21 For God called you to do good, even if it means suffering, just as Christ suffered for you. He is your example, and you must follow in his steps. — 1 Peter 2:20,21 NLT
20 Indeed, there is no one on earth who is righteous, no one who does what is right and never sins. — Eccel. 7:20 NIV
Verses like the one above are meant to encourage us not to give us an excuse to “do it my way”. Mr. Sinatra was a great singer, but the writer of that particular song had some bad theology. We all fall, but we don’t stay fallen. I am encouraged by Paul whose claim to be the “chief of sinners” could be contested by some of us in today’s society. He clearly knew who he was, Whose he was and where he was on his journey. He lets us know that he is not there yet, but he is on his way and he is determined to arrive there.

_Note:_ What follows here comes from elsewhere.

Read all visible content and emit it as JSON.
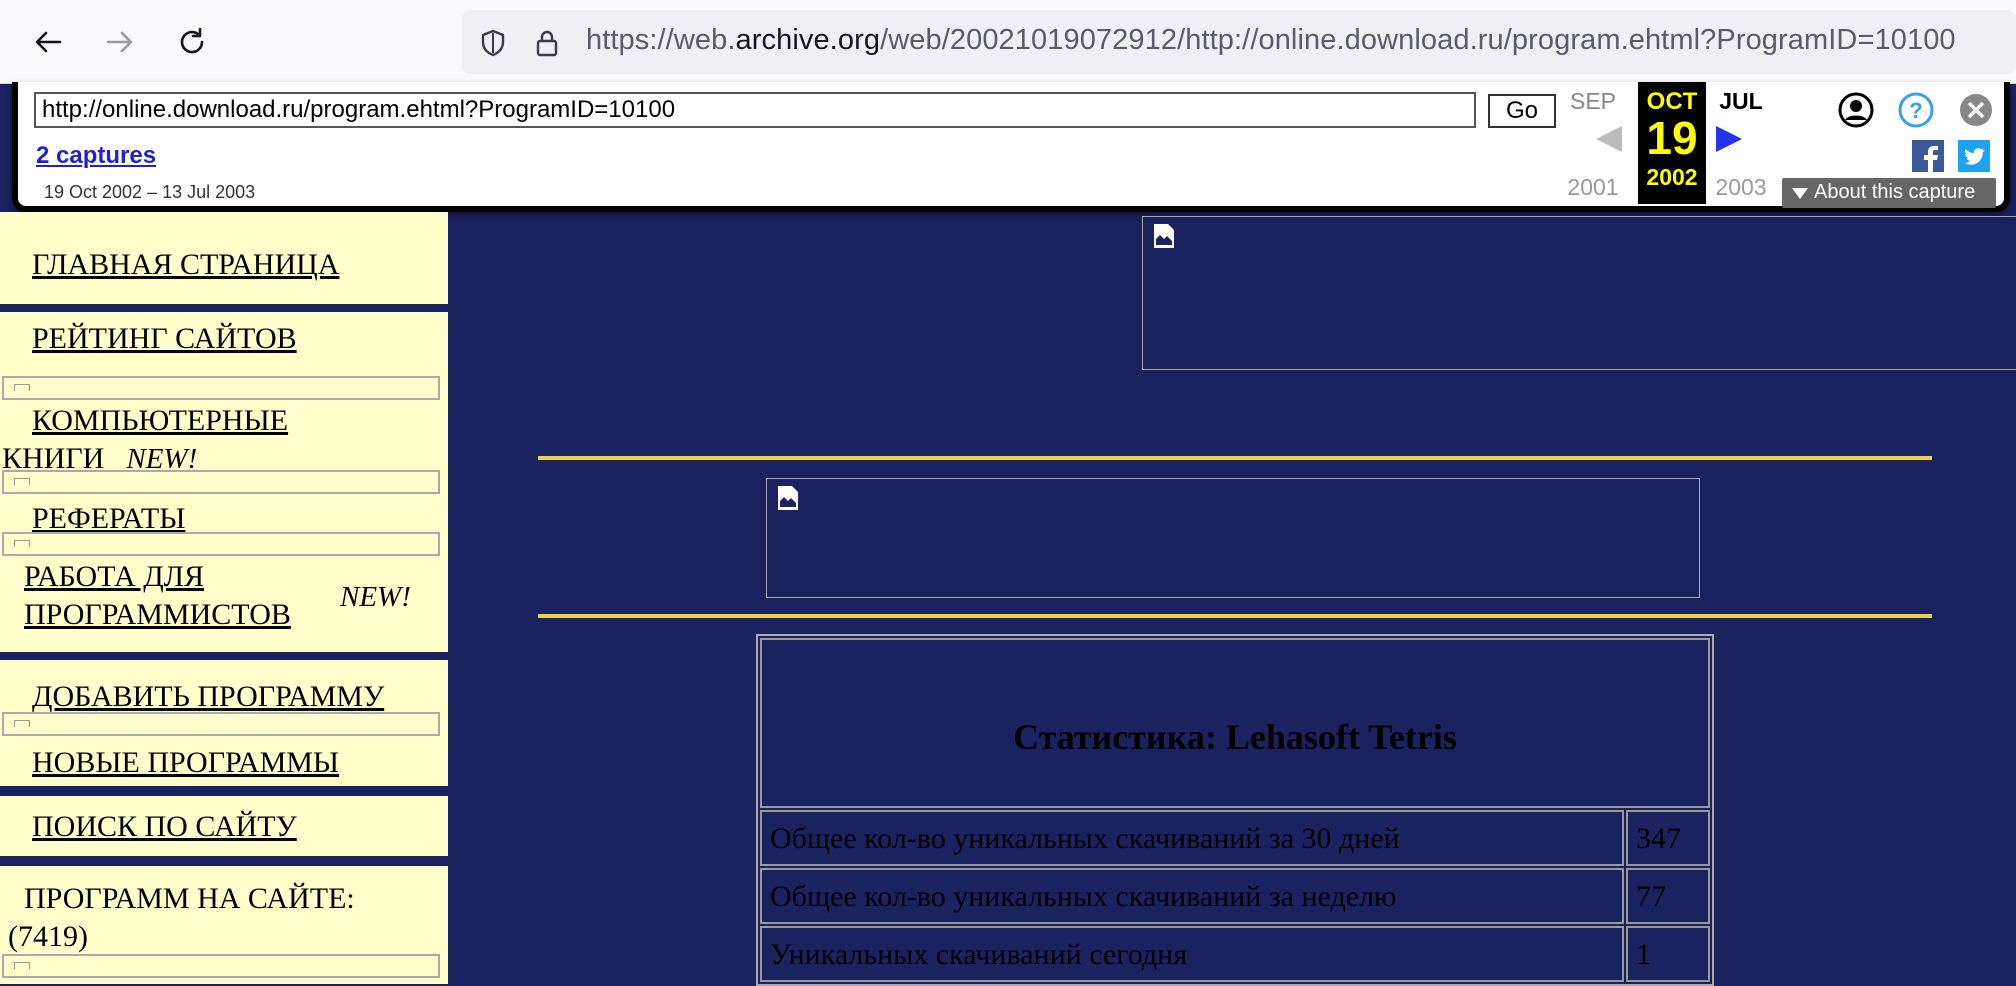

12 Not that I have already obtained all this, or have already arrived at my goal, but I press on to take hold of that for which Christ Jesus took hold of me. 13 Brothers and sisters, I do not consider myself yet to have taken hold of it. But one thing I do: Forgetting what is behind and straining toward what is ahead, 14 I press on toward the goal to win the prize for which God has called me heavenward in Christ Jesus. — Phil. 3:12-14 NIV
”Forgetting what is behind” is the example Paul sets for us. That is a hard thing for humans to do. But, if we don’t practice that, then satan will use those memories of our failures to condemn us and make us feel unworthy to approach God and ask for His forgiveness. If we allow this to continue, we will soon become beaten down with guilt. Condemnation is from the devil, conviction is from the Holy Spirit. Rebuke satan and his condemnation. Accept the conviction of the Holy Spirit and ask for His forgiveness. Accept that forgiveness and “press on toward the goal to win the prize”.
8 If we claim to be without sin, we deceive ourselves and the truth is not in us. 9 If we confess our sins, he is faithful and just and will forgive us our sins and purify us from all unrighteousness. 10 If we claim we have not sinned, we make him out to be a liar and his word is not in us.
— 1 John 1:8-10 NIV
No, we are not perfect, but we are being perfected day by day.